Impact? Yes, if you have one of those houses.

HONG KONG OVERSEAS PUBLIC SERVANTS: provides pensions after 1997 hand- over to China.

Impact? Yes, if you are an HK civil servant.

NORTHERN IRELAND EMERGENCY

LEGISLATION: renewal of anti-terrorism measures.

Impact? Keeps in force measures Labour used to hate, but now accepts; helps police searching for bombers

NORTHERN IRELAND ENTRY TO NEGOTIATIONS: elections in Ulster.

Impact? A gateway to peace, being slammed shut since.

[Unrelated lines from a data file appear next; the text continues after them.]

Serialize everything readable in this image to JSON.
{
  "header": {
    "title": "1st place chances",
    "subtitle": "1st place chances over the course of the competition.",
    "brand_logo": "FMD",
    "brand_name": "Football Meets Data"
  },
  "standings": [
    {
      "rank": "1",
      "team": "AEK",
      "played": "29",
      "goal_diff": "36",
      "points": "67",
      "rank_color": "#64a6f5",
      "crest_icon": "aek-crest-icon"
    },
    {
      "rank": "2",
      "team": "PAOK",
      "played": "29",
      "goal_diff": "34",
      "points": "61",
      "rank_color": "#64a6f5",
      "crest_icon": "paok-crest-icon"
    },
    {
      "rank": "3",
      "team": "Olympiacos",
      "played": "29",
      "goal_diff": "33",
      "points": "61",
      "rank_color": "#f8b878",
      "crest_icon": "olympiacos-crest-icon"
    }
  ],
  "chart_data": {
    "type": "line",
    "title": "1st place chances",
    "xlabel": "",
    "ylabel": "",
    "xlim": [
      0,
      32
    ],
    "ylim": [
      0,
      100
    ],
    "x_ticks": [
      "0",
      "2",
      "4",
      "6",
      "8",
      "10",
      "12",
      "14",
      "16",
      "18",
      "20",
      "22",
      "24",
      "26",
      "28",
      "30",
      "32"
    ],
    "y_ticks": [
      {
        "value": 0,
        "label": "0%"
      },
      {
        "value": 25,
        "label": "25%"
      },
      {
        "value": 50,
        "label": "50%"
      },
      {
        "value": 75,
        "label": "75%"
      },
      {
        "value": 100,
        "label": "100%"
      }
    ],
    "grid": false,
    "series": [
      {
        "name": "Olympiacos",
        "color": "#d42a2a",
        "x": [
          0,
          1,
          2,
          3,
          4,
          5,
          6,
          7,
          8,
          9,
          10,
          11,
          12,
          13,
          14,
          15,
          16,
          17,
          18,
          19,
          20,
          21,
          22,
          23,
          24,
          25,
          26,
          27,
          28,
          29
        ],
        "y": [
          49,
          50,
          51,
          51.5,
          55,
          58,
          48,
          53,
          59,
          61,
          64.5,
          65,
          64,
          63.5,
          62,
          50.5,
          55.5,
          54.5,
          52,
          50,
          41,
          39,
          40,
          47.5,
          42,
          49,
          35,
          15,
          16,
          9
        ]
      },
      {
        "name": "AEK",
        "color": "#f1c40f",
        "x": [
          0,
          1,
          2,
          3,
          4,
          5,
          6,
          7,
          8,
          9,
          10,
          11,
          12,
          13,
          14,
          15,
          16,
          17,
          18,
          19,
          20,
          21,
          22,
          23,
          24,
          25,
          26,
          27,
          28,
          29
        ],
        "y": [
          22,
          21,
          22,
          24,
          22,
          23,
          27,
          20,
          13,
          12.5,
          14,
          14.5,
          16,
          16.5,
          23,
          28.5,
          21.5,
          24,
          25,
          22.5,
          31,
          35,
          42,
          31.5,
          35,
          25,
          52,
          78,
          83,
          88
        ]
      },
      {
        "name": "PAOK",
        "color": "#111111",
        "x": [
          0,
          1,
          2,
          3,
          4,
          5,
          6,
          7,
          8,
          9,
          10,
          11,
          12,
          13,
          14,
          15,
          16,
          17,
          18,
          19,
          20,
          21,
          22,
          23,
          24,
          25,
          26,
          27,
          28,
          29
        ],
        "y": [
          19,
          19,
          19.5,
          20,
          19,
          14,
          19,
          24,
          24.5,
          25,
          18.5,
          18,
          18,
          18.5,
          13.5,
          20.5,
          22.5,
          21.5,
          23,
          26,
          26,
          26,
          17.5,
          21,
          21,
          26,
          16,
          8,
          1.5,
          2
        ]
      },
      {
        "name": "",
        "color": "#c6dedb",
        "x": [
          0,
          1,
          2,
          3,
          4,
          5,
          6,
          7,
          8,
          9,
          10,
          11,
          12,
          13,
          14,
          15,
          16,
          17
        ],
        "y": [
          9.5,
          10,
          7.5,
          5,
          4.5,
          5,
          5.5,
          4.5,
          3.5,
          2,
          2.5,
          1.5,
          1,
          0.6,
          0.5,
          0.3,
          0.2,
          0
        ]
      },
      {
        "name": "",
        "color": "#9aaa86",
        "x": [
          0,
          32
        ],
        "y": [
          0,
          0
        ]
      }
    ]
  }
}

NOISE: Harry Greenway (Con), making noise an offence

Impact? Powerful, let's hope, on the youth in the flat above with pounds 400 worth of bass equipment.

NURSERY EDUCATION AND GRANT-MAINTAINED SCHOOLS: vouchers for all four- year-olds, and lifting bar on borrowing for GM schools.

Real impact? Too early to say whether this will prove a gimmick or a popular reform.

OFFENSIVE WEAPONS: Lady Olga Maitland (Con) tightens law on knives.

Impact? It may help a little.

RAILWAY HERITAGE: Mark Robinson (Con) conserving records and artefacts.

Impact? Only for serious anorak-wearers.

RESERVE FORCES: allows more flexible use of reservists

Impact? Only in Preston.

STUDENT LOANS: allows private loans.

Impact? Creeping privatisation of higher education.

SEXUAL OFFENCES: John Marshall (Con), outlaws sex-tourism, mainly by paedophiles.

Impact? Can only be good for some foreign children.

SECURITY SERVICE: lets MI5 fight crime with police.

Impact? Will make life harder for the most serious crime barons.

TREASURE: Sir Anthony Grant (Con), abolishes treasure trove.

Impact? Depends on whether you stub your toe on a Saxon helmet - and if you do, it is good news.

TRADING SCHEMES: Sir Nicholas Scott (Con), controls chain letters and pyramid-selling.

Impact? Curbs a growing and dubious commerce.

WILD MAMMALS PROTECTION: Alan Meale (Lab), protection from cruelty.

Impact? Another small step for decency.